Young black teenager, real pissed off: Sucka, look inside this bag! There's a sandwich in here!
–1 Train
American Poor Is Different from Third-World Poor
Hobo #1: Feed our dogs?
Hipster woman: If I give you money, how do I know that it'll go to the dogs?
Hobo #1: Because I say so?
Hipster woman: That's not good enough.
Hobo #1: Come on, we're not assholes.
Hobo #2: Well, actually, we are.
Hobo #1: But not to our dogs!
(hipster woman laughs and walks away)
–3rd Ave & St. Mark's
…I Certainly Couldn't Make It through Life Without That Stuff.
Hobo: Hey, there's your cab right there!
(suit opens cab door)
Hobo: Hey, don't forget the tip! I pointed the cab out!
Suit: Yeah, the one I was already walking towards. Don't think so.

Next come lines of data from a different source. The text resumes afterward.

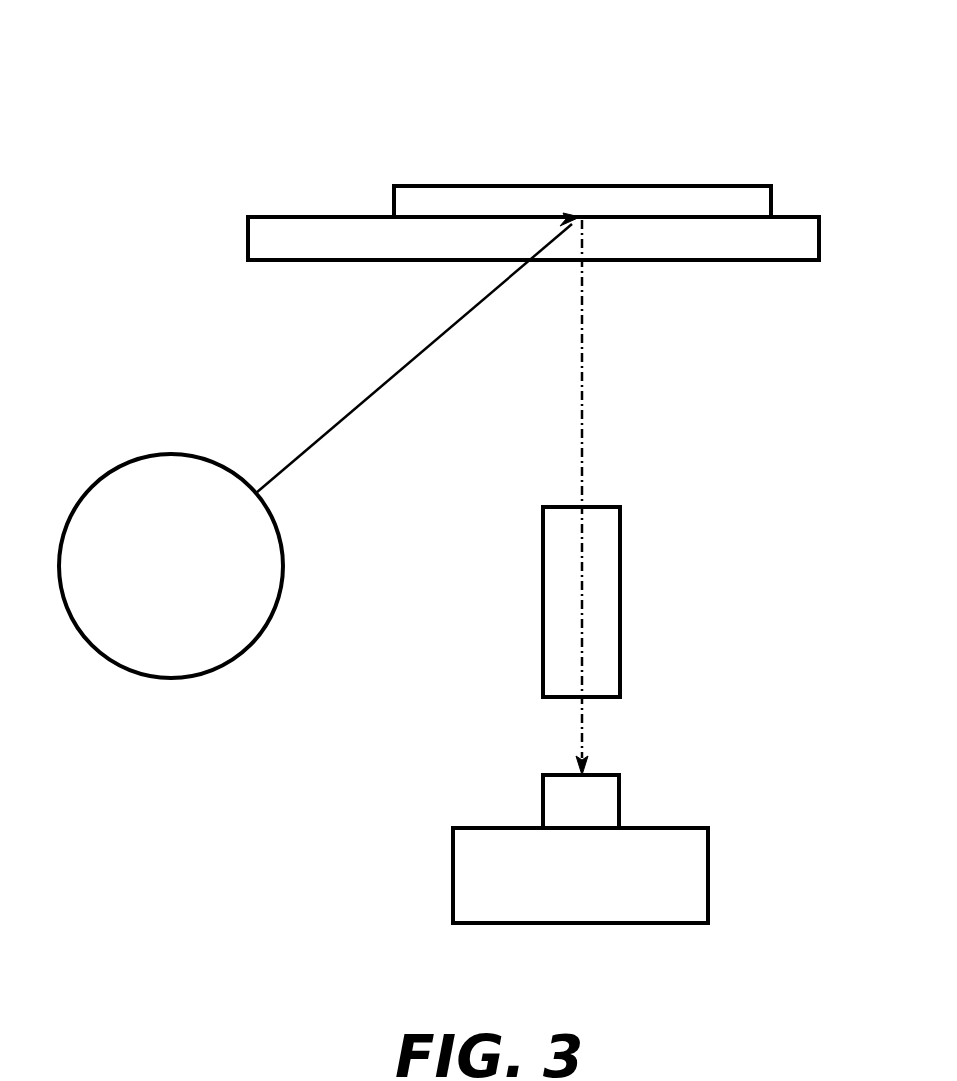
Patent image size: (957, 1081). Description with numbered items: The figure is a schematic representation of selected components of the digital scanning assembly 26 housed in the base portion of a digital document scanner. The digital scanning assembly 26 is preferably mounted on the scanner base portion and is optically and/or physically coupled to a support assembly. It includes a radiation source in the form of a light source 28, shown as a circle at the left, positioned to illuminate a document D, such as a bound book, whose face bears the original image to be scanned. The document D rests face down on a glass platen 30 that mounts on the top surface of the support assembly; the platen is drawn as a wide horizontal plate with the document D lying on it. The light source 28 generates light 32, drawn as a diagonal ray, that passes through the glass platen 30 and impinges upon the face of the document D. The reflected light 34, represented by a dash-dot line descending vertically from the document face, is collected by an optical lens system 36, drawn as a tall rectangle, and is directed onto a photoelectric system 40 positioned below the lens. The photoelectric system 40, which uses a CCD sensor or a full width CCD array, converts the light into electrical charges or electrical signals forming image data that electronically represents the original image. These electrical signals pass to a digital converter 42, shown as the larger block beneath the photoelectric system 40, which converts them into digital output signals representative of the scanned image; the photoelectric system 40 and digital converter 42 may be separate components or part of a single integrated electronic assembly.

The digital scanning assembly 26 is at (647, 135).
The light source 28 is at (82, 637).
The glass platen 30 is at (763, 262).
The light 32 is at (357, 405).
The reflected light 34 is at (582, 362).
The optical lens system 36 is at (622, 580).
The photoelectric system 40 is at (603, 775).
The digital converter 42 is at (709, 865).
The document D is at (747, 185).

Hobo: Come on man, help a brother out.
Suit: Sorry, I don't have any singles.
Hobo: Come on papa, how's about a ten spot? I don't drink, I don't do drugs…
Suit: Well, maybe you should. (gets in cab)
–18th St & Park Ave
Overheard by: SandmanEsq
…Especially Wearing Those Shoes.
Girl to nun asking for money: No, thank you sweetie.
Nun: Huh! Must be that wig you got on.
Girl: Excuse me… What did you just say?
Nun: Don't disrespect me!
Girl: Are you kidding me? I don't have to give you anything! Who are you to make a comment about my hair!?